Du soleil du Mali, voilà ce que l’on peut entendre dans ce disque! Le grand maître de la kora n’avait pas enregistré en solo depuis 20 ans. L’attente est méritée : le résultat est tout simplement prodigieux de virtuosité maîtrisée, d’inspiration et de spiritualité. A écouter d’urgence et dans le calme.
« Toumani, c’est le dieu de la kora, il est incomparable et fait ma fierté (…) Les mots me manquent pour qualifier ce qu’il fait pour l’art africain. Il n’a pas de rival dans son métier, il est né dans la kora, il sait ce qu’il en fait et c’est unique au monde. N’importe quel joueur de kora essaie d’être Toumani Diabaté, mais c’est très difficile ».
Ainsi s’exprimait Ali Farka Touré, qui enregistra avec Diabaté le très beau « In The heart Of The Moon » en 2005. Et ne croyez pas qu’il s’agit là d’une éxagération toute africaine : Ali Farka n’était pas le seul à vouer un culte à Toumani. On pourrait aussi citer la journaliste et productrice de BBC 3 Lucy Duran, qui le compare à Glenn Gould ou Rostropovitch, « un de ces musiciens comme on n’en rencontre qu’une fois ou deux dans sa vie ».
Issu de la 71e génération d’une lignée de griots joueurs de kora, musicien professionnel depuis l’âge de 13 ans, Toumani Diabaté ne s’est pas contenté de perpétrer une tradition qu’il maîtrise avec perfection. Attiré très tôt par les musiques du monde entier, il n’a cessé d’enrichir son répertoire au contact d’autres cultures. Dès 1987, il enregistre avec l’ensemble flamenco Ketana.

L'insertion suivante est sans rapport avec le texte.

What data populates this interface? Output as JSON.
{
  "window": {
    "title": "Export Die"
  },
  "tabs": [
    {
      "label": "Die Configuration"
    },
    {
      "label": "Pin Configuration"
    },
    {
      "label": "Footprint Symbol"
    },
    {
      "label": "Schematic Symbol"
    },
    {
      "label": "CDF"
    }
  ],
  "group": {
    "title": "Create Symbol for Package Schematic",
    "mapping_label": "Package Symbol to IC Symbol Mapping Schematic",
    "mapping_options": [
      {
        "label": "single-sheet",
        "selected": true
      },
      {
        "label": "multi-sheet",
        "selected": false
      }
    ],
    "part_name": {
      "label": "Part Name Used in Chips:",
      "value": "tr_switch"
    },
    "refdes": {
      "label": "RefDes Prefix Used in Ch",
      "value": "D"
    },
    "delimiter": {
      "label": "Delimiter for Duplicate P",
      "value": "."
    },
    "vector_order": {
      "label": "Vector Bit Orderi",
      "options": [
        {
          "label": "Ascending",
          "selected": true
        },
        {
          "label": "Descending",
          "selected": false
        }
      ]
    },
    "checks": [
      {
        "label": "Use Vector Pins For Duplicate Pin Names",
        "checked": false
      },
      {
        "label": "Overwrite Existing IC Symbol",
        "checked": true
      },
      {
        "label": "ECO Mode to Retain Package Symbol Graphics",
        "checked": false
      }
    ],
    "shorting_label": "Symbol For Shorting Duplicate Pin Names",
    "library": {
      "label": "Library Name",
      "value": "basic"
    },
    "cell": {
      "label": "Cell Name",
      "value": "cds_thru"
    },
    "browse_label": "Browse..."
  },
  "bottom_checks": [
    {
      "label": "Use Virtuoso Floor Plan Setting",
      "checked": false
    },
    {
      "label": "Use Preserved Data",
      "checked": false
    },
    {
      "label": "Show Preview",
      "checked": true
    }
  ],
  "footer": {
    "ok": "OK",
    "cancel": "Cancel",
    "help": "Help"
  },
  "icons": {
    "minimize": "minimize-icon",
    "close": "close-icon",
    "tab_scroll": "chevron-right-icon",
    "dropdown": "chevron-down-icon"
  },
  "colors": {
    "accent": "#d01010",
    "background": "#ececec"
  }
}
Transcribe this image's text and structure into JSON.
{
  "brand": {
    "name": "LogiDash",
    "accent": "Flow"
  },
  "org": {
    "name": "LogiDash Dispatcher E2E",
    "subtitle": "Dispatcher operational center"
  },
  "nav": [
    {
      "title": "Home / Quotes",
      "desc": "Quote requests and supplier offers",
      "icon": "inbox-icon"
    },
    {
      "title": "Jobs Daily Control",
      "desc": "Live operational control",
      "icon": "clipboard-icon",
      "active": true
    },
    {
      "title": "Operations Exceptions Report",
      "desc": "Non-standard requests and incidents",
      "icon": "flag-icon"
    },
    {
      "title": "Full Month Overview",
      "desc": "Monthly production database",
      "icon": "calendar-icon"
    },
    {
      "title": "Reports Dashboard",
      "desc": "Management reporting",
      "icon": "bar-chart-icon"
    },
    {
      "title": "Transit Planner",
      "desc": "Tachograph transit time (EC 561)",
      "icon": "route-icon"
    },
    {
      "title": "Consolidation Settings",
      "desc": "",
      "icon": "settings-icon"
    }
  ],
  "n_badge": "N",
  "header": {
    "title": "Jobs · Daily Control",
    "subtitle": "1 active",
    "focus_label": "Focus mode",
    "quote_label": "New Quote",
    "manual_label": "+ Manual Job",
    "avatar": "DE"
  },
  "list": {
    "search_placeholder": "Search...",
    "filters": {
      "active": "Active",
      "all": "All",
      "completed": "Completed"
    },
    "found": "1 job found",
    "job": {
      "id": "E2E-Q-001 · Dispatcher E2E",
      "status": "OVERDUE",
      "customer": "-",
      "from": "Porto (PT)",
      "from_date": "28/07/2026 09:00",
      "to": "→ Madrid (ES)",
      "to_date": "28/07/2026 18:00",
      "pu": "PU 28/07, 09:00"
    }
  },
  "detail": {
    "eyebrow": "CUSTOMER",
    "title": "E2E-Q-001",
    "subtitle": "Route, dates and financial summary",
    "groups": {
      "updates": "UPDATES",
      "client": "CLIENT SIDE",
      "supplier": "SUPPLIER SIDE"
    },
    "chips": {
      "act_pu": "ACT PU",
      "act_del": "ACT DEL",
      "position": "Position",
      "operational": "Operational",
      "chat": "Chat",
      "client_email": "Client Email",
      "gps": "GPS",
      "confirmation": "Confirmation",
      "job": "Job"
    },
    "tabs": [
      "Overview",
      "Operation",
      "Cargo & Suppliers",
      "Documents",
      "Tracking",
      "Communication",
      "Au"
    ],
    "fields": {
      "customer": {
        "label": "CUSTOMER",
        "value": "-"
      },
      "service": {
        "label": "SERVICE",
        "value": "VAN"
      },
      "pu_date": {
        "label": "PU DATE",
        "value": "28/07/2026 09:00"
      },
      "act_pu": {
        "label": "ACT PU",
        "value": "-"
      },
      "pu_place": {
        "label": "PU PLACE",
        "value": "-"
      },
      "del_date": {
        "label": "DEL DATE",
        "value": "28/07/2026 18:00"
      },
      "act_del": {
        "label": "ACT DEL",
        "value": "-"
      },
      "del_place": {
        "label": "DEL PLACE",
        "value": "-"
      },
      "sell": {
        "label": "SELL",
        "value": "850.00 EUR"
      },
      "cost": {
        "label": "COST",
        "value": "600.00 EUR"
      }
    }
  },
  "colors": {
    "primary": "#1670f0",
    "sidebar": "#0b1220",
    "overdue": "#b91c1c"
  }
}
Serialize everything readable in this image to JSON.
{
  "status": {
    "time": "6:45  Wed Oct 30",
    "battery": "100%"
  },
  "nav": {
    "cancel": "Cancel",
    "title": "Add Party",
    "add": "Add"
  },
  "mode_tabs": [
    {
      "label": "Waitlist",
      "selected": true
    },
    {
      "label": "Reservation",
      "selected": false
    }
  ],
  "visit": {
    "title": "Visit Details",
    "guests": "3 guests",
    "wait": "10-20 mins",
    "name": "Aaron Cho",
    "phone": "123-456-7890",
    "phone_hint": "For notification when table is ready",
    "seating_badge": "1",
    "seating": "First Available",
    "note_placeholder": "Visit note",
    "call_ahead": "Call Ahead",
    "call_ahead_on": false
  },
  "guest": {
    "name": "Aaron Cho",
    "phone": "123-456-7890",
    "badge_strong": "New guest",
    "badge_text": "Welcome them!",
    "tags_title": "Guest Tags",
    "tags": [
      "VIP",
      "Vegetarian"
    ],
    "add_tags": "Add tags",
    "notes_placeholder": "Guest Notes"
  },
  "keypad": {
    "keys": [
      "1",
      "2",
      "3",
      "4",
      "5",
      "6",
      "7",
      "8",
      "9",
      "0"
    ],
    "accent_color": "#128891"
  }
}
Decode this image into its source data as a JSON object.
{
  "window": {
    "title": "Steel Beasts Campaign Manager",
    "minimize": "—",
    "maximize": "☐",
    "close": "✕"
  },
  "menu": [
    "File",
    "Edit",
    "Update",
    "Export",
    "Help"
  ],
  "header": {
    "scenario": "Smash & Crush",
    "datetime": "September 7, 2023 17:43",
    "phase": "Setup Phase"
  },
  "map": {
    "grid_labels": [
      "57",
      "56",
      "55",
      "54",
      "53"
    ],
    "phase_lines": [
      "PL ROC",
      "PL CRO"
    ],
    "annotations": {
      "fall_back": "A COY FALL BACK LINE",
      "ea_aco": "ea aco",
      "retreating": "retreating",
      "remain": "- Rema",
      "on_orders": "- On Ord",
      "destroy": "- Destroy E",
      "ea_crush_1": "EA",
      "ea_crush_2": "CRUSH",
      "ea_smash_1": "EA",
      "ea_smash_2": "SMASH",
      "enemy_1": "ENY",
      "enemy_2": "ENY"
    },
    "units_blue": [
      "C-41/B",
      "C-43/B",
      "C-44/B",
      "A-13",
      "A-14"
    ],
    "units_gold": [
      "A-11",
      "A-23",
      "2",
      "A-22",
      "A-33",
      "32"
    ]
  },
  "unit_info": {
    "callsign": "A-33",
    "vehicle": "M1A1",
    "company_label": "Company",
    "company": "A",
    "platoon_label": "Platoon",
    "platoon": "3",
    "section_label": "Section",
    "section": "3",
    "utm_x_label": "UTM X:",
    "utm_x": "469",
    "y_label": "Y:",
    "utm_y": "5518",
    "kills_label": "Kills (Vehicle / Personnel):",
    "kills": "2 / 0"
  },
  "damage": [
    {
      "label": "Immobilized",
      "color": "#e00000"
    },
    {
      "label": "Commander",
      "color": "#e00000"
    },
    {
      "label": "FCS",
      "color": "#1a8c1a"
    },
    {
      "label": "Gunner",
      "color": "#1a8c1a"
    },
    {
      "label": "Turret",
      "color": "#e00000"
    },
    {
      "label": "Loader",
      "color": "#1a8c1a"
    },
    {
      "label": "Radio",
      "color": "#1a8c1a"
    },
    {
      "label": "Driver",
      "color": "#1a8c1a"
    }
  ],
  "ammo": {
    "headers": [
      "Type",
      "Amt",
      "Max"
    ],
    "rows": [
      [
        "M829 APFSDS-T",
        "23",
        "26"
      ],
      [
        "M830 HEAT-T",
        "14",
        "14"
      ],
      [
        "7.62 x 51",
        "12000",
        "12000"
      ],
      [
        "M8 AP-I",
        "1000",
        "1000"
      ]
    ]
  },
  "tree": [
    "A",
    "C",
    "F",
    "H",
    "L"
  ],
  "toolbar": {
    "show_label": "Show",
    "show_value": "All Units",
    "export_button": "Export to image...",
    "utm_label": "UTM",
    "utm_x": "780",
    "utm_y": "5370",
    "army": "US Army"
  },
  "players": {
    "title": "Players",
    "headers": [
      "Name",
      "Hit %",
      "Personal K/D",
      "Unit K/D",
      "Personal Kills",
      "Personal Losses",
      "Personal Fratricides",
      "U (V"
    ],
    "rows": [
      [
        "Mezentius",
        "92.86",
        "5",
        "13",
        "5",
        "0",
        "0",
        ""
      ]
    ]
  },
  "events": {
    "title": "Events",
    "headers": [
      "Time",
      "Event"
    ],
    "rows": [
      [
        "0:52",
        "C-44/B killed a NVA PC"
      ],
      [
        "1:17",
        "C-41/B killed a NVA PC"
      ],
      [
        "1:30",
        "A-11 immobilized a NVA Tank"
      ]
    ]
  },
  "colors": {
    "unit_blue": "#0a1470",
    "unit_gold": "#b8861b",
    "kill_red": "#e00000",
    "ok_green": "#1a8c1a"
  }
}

Depuis, sa kora a accompagné Taj Mahal, Björk ou encore les rappeurs maliens Les Escrocs.
Mais, curieusement, il n’avait pas réalisé d’album en solitaire depuis 1988. Il aura suffi de quelques jours d’enregistrement à Londres pour y remédier.
C’est donc la kora, cette harpe à 21 cordes montée sur une grosse calebasse, et la kora seule, sans aucun overdub, qu’on entend ici. Un instrument qui, dans les mains de Diabaté, sonne comme un orchestre entier. On a l’impression parfois d’entendre à la fois une ligne de basse, une rythmique, une ligne mélodique et un solo. Et pourtant il ne s’agit que d’un musicien qui nous emmène pour un fabuleux voyage au long de ces huit morceaux qui eux-mêmes ne cessent d’évoluer, de muter, de varier (comme le nom de l’album l’indique) au-delà de toutes barrières musicales : musique africaine, jazz, musique classique, folk, reggae, on entend tout cela et bien plus encore. Comme tout grand interprète, Toumani sait utiliser sa virtuosité, la retenir ou l’exprimer au moment voulu, selon la direction qu’il donne à ses morceaux. On saluera également l’exceptionnelle qualité de l’enregistrement, qui permet d’entendre chaque frottement des cordes, chaque vibration de la calebasse, et même parfois la respiration du koraïste.
Une écoute confortable, si possible hors du vacarme ambiant (idéalement : au casque) est fortement recommandée pour apprécier ces variations mandingues, quelque peu exigeantes, et se laisser envoûter par ces longues ballades qui évoquent la lumière, les paysages de terre rouge, le fleuve Niger ou les orages de l’été malien. « Kaounding Cissoko », sommet de virtuosité mélodique et rythmique, sonne comme une averse avec ses accélérations et ses accalmies. « Elyne Road », nom d’une rue londonienne, revisite un standard du reggae, « Kingston Town ». « Ismael Drae », et son introduction parlée en arabe, ressemble à une prière soufie, « El Nabiyouna » évoque la musique arabo-andalouse. Et Toumani se paye même le luxe, sur le dernier titre « Cantelowes », de varier sur le thème d' »Il était une fois dans l’Ouest », avant de nous laisser pantois et songeurs.
Dans un style éloigné de l’afro-pop de ses compatriotes Amadou et Mariam ou Rokia Traoré (auteurs eux aussi de forts bons albums en 2008), Toumani signe là un des chefs d’œuvre de la musique mandingue, non seulement de cette année, mais peut-être bien de tous les temps.